Employers need to examine their insurance coverage to ensure sufficient employee crime coverage has been obtained.
In a recent case an employee embezzled over $10,000. As the amount was growing towards $20,000 with no end in sight, we started to strategize how we would recover the diverted funds from our target. We determined the only hope of recovery was through the target’s real estate. At about the same time an employment verification was received for the target in support of a mortgage application.
How does the victim organization proceed? If the target succeeds with the mortgage, it is likely any equity in the residence will be gone to the new financing. If the organization obtains a lien on the property to secure the equity for potential recovery, the target will not likely obtain the financing. Ultimately the organization would want the target to obtain financing to use the proceeds to repay the organization.
Certainly life would be a whole lot simplier if the organization carried employee crime coverage sufficient to cover the loss. A claim could be filed with the carrier, the organization could recover the diverted funds, and the insurance company would have to go after the target to recover their funds.
With the declining economy and downsizing positions, now it is more critical than ever to ensure sufficient coverage exists to recover a loss from an employee theft.
Here is an article written in 2006 that is still relevant today:
Employee Crime, Lack of Insurance Coverage Threaten Company Coffers
WARREN, NJ, October 30, 2006 – More than one in three (36 percent) private companies, many of which were uninsured, experienced an employee theft averaging nearly $350,000 within the past five years, according to research by the Chubb Group of Insurance Companies. And more companies may now face a similar situation as they execute plans for staff reductions and budget cuts-actions which tend to motivate employees to steal funds, equipment and inventory.
“It’s the perfect storm,” said Gregory Bangs, manager of the crime unit at the Chubb Group of Insurance Companies. “Despite corporate America’s emphasis on a more ethical business culture, employee crime continues to drain corporate coffers by an average of six percent each year. Furthermore, many more employees may steal from their employers as a large number of private companies take actions that typically unsettle employees.”

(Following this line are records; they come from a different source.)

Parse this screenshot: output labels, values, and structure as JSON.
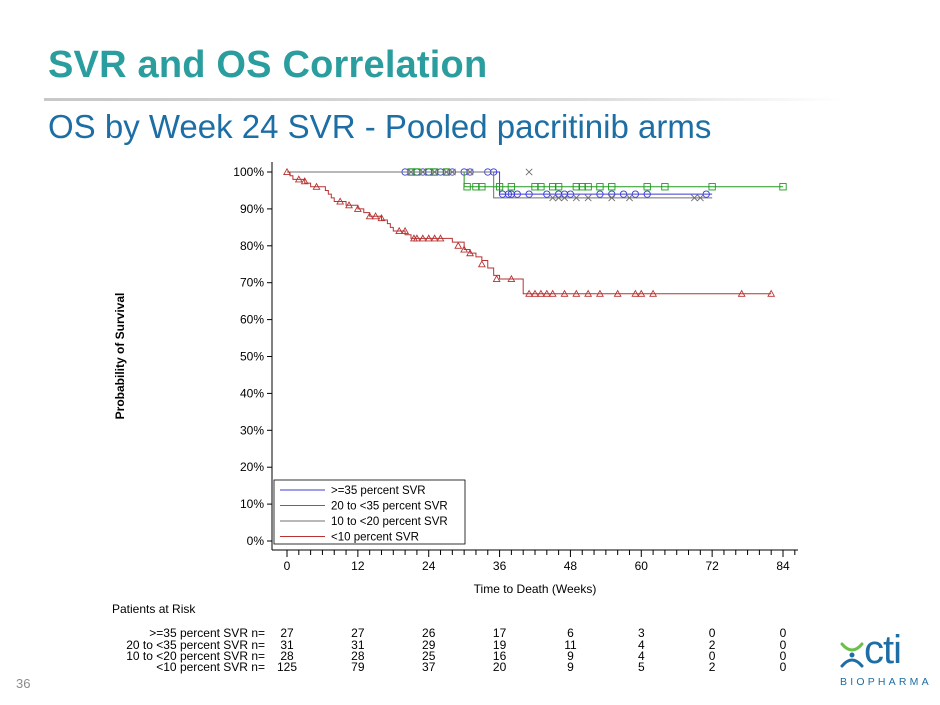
{
  "slide": {
    "title": "SVR and OS Correlation",
    "subtitle": "OS by Week 24 SVR - Pooled pacritinib arms",
    "slide_number": "36",
    "title_color": "#2a9d9e",
    "subtitle_color": "#1c6ea4"
  },
  "logo": {
    "text": "cti",
    "subtext": "BIOPHARMA",
    "mark_icon": "cti-logo-mark-icon",
    "color": "#1c6ea4",
    "accent_color": "#6cc04a"
  },
  "chart_data": {
    "type": "line",
    "subtype": "kaplan-meier",
    "xlabel": "Time to Death (Weeks)",
    "ylabel": "Probability of Survival",
    "xlim": [
      0,
      86
    ],
    "ylim": [
      0,
      100
    ],
    "xticks": [
      0,
      12,
      24,
      36,
      48,
      60,
      72,
      84
    ],
    "yticks": [
      "0%",
      "10%",
      "20%",
      "30%",
      "40%",
      "50%",
      "60%",
      "70%",
      "80%",
      "90%",
      "100%"
    ],
    "grid": false,
    "legend_position": "bottom-left",
    "series": [
      {
        "name": ">=35 percent SVR",
        "color": "#3b3bd6",
        "marker": "circle",
        "steps": [
          [
            0,
            100
          ],
          [
            36,
            94
          ],
          [
            86,
            94
          ]
        ],
        "end": 72,
        "censored": [
          [
            20,
            100
          ],
          [
            21,
            100
          ],
          [
            22,
            100
          ],
          [
            23,
            100
          ],
          [
            24,
            100
          ],
          [
            25,
            100
          ],
          [
            26,
            100
          ],
          [
            27,
            100
          ],
          [
            28,
            100
          ],
          [
            30,
            100
          ],
          [
            31,
            100
          ],
          [
            34,
            100
          ],
          [
            35,
            100
          ],
          [
            36.5,
            94
          ],
          [
            37.5,
            94
          ],
          [
            38,
            94
          ],
          [
            39,
            94
          ],
          [
            41,
            94
          ],
          [
            44,
            94
          ],
          [
            46,
            94
          ],
          [
            47,
            94
          ],
          [
            48,
            94
          ],
          [
            53,
            94
          ],
          [
            55,
            94
          ],
          [
            57,
            94
          ],
          [
            59,
            94
          ],
          [
            61,
            94
          ],
          [
            71,
            94
          ]
        ]
      },
      {
        "name": "20 to <35 percent SVR",
        "color": "#1e9a1e",
        "marker": "square",
        "steps": [
          [
            0,
            100
          ],
          [
            30,
            96
          ],
          [
            86,
            96
          ]
        ],
        "end": 84,
        "censored": [
          [
            21,
            100
          ],
          [
            22,
            100
          ],
          [
            24,
            100
          ],
          [
            25,
            100
          ],
          [
            27,
            100
          ],
          [
            30.5,
            96
          ],
          [
            32,
            96
          ],
          [
            33,
            96
          ],
          [
            36,
            96
          ],
          [
            38,
            96
          ],
          [
            42,
            96
          ],
          [
            43,
            96
          ],
          [
            45,
            96
          ],
          [
            46,
            96
          ],
          [
            49,
            96
          ],
          [
            50,
            96
          ],
          [
            51,
            96
          ],
          [
            53,
            96
          ],
          [
            55,
            96
          ],
          [
            61,
            96
          ],
          [
            64,
            96
          ],
          [
            72,
            96
          ],
          [
            84,
            96
          ]
        ]
      },
      {
        "name": "10 to <20 percent SVR",
        "color": "#707070",
        "marker": "x",
        "steps": [
          [
            0,
            100
          ],
          [
            35,
            93
          ],
          [
            86,
            93
          ]
        ],
        "end": 72,
        "censored": [
          [
            21,
            100
          ],
          [
            23,
            100
          ],
          [
            25,
            100
          ],
          [
            27,
            100
          ],
          [
            28,
            100
          ],
          [
            31,
            100
          ],
          [
            41,
            100
          ],
          [
            45,
            93
          ],
          [
            46,
            93
          ],
          [
            47,
            93
          ],
          [
            49,
            93
          ],
          [
            51,
            93
          ],
          [
            55,
            93
          ],
          [
            58,
            93
          ],
          [
            69,
            93
          ],
          [
            70,
            93
          ]
        ]
      },
      {
        "name": "<10 percent SVR",
        "color": "#b83232",
        "marker": "triangle",
        "steps": [
          [
            0,
            100
          ],
          [
            0.5,
            99
          ],
          [
            1,
            98
          ],
          [
            2,
            98
          ],
          [
            3,
            97
          ],
          [
            4,
            96
          ],
          [
            6.5,
            95
          ],
          [
            7,
            94
          ],
          [
            7.5,
            93
          ],
          [
            8,
            92
          ],
          [
            10,
            91
          ],
          [
            12,
            90
          ],
          [
            13,
            89
          ],
          [
            14,
            88
          ],
          [
            15,
            88
          ],
          [
            16,
            87
          ],
          [
            17,
            86
          ],
          [
            17.5,
            85
          ],
          [
            18,
            84
          ],
          [
            20,
            83
          ],
          [
            21,
            82
          ],
          [
            27,
            82
          ],
          [
            28,
            81
          ],
          [
            30,
            79
          ],
          [
            31,
            78
          ],
          [
            32,
            77
          ],
          [
            33,
            76
          ],
          [
            34,
            74
          ],
          [
            35,
            72
          ],
          [
            36,
            71
          ],
          [
            40,
            67
          ],
          [
            86,
            67
          ]
        ],
        "end": 82,
        "censored": [
          [
            0,
            100
          ],
          [
            2,
            98
          ],
          [
            3,
            97.5
          ],
          [
            5,
            96
          ],
          [
            9,
            92
          ],
          [
            10.5,
            91
          ],
          [
            12,
            90
          ],
          [
            14,
            88
          ],
          [
            15,
            88
          ],
          [
            16,
            87.5
          ],
          [
            19,
            84
          ],
          [
            20,
            84
          ],
          [
            21.5,
            82
          ],
          [
            22,
            82
          ],
          [
            23,
            82
          ],
          [
            24,
            82
          ],
          [
            25,
            82
          ],
          [
            26,
            82
          ],
          [
            29,
            80
          ],
          [
            30,
            79
          ],
          [
            31,
            78
          ],
          [
            33,
            75
          ],
          [
            35.5,
            71
          ],
          [
            38,
            71
          ],
          [
            41,
            67
          ],
          [
            42,
            67
          ],
          [
            43,
            67
          ],
          [
            44,
            67
          ],
          [
            45,
            67
          ],
          [
            47,
            67
          ],
          [
            49,
            67
          ],
          [
            51,
            67
          ],
          [
            53,
            67
          ],
          [
            56,
            67
          ],
          [
            59,
            67
          ],
          [
            60,
            67
          ],
          [
            62,
            67
          ],
          [
            77,
            67
          ],
          [
            82,
            67
          ]
        ]
      }
    ],
    "risk_table": {
      "title": "Patients at Risk",
      "times": [
        0,
        12,
        24,
        36,
        48,
        60,
        72,
        84
      ],
      "rows": [
        {
          "label": ">=35 percent SVR n=",
          "counts": [
            27,
            27,
            26,
            17,
            6,
            3,
            0,
            0
          ]
        },
        {
          "label": "20 to <35 percent SVR n=",
          "counts": [
            31,
            31,
            29,
            19,
            11,
            4,
            2,
            0
          ]
        },
        {
          "label": "10 to <20 percent SVR n=",
          "counts": [
            28,
            28,
            25,
            16,
            9,
            4,
            0,
            0
          ]
        },
        {
          "label": "<10 percent SVR n=",
          "counts": [
            125,
            79,
            37,
            20,
            9,
            5,
            2,
            0
          ]
        }
      ]
    }
  }
}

According to the 2005 Chubb Private Company Risk Survey, 31 percent of companies plan to outsource major functions or operations, 21 percent plan to reduce their workforce, and 20 percent plan to reduce or eliminate some employee benefits this year.
“Larger firms may be able to absorb the financial shocks of employee crime, but smaller firms may be faced with financial disaster. Surprisingly, our research shows that more than two-thirds of private companies do not buy crime insurance,” said Bangs. “Regardless of size, strong risk management and ethics programs can help companies reduce the potential for white-collar crime, and insurance can help them recoup some of the losses.”